Is Freelance The Future of Work In America?
Is this the end of the traditional workplace as we know it? Freelance work is becoming increasingly popular in the United States. According to the Bureau of Labor Statistics, in October of 2012, 14.9 million American workers were self-employed.
What does it mean to be a freelancer? Here are some notable statistics from the 2012 State of the Freelance Market Report, an annual look at freelance professionals and online work produced by online freelance platform Elance.
Freelance Employment, Schedule & Workload
While 48% of those surveyed are freelancing full-time, 25% take on clients on the side to supplement full-time income. Schedule-wise, about 19% of freelancers work 40 or more hours per week, but more seem to be working less – 28% said they work 10 or fewer hours per week. As far as workload, 50% of freelancers work on 2-3 projects at a time, while 34% work on just one project at a time.
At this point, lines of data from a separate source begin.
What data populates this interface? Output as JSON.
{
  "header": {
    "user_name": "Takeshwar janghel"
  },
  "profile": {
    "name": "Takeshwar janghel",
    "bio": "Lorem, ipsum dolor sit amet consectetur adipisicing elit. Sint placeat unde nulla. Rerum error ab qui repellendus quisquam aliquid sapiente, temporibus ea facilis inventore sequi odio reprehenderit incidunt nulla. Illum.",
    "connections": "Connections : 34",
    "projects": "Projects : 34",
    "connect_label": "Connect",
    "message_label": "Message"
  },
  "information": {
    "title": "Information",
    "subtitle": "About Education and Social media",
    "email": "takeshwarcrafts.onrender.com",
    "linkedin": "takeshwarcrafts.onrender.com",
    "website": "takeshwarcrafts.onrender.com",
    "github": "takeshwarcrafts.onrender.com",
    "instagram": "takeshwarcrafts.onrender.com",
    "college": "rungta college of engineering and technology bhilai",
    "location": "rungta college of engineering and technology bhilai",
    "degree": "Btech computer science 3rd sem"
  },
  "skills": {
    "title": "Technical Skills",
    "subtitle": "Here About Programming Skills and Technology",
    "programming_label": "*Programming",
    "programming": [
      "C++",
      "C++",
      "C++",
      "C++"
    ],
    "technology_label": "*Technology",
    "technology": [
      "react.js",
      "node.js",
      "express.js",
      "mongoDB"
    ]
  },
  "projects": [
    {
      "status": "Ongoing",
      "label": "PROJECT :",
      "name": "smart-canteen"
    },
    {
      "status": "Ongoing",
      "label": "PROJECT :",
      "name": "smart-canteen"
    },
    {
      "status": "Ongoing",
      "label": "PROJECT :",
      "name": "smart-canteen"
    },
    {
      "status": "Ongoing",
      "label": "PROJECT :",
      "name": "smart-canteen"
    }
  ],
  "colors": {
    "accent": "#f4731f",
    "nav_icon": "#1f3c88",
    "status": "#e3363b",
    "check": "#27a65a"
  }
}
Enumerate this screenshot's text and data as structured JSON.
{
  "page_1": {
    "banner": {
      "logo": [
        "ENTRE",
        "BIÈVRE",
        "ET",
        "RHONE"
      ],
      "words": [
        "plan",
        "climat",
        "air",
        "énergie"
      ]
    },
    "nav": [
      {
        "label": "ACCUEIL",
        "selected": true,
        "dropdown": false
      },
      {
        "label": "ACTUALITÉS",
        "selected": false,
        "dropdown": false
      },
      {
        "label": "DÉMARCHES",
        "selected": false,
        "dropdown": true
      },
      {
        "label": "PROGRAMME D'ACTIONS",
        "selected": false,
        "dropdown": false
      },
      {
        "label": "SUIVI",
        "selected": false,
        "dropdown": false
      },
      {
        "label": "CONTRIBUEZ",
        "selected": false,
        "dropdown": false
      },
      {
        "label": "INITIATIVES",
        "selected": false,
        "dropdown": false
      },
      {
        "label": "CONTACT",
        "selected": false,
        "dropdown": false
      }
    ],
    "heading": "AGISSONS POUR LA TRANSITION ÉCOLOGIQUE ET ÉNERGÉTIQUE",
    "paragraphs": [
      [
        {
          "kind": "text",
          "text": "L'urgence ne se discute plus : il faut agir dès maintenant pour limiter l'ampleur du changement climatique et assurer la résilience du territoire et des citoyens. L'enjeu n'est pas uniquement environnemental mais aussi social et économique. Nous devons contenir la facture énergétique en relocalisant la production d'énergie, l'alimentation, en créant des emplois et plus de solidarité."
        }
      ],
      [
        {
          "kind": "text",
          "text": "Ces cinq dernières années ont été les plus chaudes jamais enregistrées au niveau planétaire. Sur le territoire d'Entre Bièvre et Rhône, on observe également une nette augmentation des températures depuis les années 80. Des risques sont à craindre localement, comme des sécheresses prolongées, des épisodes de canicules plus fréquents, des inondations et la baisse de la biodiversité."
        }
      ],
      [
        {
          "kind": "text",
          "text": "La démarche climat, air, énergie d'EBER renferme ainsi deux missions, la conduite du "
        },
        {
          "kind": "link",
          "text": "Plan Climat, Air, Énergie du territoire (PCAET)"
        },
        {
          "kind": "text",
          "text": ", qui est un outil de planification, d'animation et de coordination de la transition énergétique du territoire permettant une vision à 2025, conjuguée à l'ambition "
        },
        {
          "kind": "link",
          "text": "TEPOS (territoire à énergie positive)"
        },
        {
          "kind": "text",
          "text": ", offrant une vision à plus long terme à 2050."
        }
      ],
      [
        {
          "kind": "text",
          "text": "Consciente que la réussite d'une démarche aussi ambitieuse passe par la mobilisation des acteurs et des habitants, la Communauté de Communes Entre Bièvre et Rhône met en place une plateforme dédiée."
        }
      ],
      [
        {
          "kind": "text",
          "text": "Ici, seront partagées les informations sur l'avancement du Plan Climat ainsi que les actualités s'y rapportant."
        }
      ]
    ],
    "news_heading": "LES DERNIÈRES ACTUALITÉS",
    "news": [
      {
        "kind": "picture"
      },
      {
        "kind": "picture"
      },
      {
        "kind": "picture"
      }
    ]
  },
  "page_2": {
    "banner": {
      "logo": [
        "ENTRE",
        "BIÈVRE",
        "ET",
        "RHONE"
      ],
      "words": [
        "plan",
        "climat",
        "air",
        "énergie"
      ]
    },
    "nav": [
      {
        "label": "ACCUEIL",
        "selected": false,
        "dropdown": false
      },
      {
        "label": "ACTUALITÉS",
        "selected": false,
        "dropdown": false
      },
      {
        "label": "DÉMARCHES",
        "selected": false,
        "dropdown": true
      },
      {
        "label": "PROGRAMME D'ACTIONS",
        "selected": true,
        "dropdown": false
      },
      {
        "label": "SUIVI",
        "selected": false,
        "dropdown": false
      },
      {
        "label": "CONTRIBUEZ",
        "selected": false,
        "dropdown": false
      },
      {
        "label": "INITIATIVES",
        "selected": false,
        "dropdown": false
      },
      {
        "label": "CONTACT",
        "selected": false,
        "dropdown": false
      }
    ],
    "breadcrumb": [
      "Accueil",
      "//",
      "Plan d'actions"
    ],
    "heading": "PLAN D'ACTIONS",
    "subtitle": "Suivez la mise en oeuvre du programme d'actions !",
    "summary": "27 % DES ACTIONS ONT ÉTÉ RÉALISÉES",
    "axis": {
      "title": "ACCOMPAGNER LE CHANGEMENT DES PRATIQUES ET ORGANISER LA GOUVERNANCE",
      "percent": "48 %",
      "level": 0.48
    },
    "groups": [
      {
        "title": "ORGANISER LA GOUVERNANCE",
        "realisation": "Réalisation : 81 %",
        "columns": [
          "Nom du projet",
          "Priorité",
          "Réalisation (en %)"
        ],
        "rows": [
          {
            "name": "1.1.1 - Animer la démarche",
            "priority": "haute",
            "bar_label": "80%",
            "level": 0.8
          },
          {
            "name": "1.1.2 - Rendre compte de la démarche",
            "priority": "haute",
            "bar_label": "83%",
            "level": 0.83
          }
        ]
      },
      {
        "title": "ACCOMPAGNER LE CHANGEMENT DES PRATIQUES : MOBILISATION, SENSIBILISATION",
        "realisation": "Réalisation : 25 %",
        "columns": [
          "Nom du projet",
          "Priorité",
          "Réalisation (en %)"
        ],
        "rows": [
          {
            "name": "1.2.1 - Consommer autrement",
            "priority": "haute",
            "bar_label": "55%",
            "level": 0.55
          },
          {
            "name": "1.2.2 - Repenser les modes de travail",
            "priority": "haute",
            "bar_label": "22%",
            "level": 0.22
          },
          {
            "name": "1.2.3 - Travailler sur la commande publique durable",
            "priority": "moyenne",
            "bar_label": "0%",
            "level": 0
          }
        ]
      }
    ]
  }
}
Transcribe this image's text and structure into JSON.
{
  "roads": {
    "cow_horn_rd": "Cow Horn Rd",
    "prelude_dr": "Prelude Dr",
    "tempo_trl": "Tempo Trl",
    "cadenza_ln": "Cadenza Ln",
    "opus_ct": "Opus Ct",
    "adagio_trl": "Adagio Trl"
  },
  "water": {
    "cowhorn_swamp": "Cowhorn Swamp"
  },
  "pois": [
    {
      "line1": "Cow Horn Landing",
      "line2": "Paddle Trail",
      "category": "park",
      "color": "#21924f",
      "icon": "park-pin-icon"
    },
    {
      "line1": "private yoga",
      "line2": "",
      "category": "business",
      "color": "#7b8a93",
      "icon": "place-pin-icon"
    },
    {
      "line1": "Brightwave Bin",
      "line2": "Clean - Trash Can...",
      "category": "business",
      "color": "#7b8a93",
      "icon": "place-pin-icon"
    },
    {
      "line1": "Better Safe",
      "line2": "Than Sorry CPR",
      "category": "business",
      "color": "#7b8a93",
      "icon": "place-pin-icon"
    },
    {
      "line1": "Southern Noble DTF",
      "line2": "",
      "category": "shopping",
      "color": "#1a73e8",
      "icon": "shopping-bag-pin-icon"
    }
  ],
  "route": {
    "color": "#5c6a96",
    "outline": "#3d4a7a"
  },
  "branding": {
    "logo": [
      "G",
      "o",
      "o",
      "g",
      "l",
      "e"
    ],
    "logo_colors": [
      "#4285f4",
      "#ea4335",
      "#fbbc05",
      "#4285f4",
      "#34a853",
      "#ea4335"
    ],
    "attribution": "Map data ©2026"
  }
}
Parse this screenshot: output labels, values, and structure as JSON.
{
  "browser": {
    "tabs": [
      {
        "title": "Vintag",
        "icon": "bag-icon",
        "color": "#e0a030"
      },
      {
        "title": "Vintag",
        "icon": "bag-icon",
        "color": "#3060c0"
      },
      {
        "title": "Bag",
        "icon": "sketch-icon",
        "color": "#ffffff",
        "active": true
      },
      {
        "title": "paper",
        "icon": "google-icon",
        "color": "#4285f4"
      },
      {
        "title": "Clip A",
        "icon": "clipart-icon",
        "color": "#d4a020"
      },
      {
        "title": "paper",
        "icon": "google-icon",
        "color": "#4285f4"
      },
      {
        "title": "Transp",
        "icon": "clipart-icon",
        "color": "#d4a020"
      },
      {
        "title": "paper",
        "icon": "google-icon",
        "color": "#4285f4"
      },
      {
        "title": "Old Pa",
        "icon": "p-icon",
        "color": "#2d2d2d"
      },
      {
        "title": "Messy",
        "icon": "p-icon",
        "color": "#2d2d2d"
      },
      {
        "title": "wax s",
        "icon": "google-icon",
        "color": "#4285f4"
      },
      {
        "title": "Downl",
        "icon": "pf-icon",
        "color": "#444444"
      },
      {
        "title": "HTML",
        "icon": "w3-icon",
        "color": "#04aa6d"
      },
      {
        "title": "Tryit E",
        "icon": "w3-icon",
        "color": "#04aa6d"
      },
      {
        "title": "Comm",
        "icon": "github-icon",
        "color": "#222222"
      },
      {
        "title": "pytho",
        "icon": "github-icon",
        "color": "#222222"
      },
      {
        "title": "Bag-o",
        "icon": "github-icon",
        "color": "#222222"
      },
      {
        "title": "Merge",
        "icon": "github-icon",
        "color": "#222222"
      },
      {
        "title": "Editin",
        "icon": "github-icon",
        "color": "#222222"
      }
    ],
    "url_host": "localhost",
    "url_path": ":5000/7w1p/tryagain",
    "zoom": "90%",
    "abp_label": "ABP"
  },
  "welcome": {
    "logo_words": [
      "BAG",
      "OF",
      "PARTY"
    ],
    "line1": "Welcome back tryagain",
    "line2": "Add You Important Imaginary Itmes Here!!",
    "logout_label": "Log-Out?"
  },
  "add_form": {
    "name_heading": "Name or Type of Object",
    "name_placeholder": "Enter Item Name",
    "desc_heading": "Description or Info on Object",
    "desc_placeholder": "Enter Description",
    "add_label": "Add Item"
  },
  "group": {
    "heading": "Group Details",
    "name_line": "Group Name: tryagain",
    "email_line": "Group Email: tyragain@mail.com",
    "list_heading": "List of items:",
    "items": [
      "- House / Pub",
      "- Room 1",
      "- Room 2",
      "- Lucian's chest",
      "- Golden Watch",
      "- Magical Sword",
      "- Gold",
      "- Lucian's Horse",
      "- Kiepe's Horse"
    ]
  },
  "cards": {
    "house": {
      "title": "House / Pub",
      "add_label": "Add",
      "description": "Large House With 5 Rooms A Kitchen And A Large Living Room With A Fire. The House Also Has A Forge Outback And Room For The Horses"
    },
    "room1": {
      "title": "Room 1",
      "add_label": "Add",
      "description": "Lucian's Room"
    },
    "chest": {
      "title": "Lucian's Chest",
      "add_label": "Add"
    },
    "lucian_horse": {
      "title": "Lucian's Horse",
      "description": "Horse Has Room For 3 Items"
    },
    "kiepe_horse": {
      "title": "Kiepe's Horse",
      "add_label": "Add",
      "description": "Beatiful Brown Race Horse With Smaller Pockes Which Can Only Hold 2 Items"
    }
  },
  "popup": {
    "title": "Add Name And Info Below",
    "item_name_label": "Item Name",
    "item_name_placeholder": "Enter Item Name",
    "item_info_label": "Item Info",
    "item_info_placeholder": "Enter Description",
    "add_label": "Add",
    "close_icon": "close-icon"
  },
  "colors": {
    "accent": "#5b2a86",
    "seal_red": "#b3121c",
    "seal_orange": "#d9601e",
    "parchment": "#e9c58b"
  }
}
When asked why they started freelancing in the first place, 40% said they had a full-time job and dabbled in freelancing on the side. Another 21% answered that they started freelancing after being downsized or laid off. But the real motivation for freelancing seems to be related to job satisfaction. Nearly 70% of respondents said that they are happier as a freelancer, and 79% say they feel they are more productive as a freelancer than as a traditional employee.
While working for oneself seems to have its share of benefits in terms of happiness and scheduling, personal finance can become complex for self-employed workers. There are certain benefits and perquisites commonly associated with regular employment that is not readily available for many freelancers.
For example, paid vacation, subsidized health insurance, paid sick leave and office support are common hallmarks for many businesses. But freelancers must obtain and pay for their entire health insurance coverage, equipment and office supplies — and vacation, personal time and sick leave are never paid.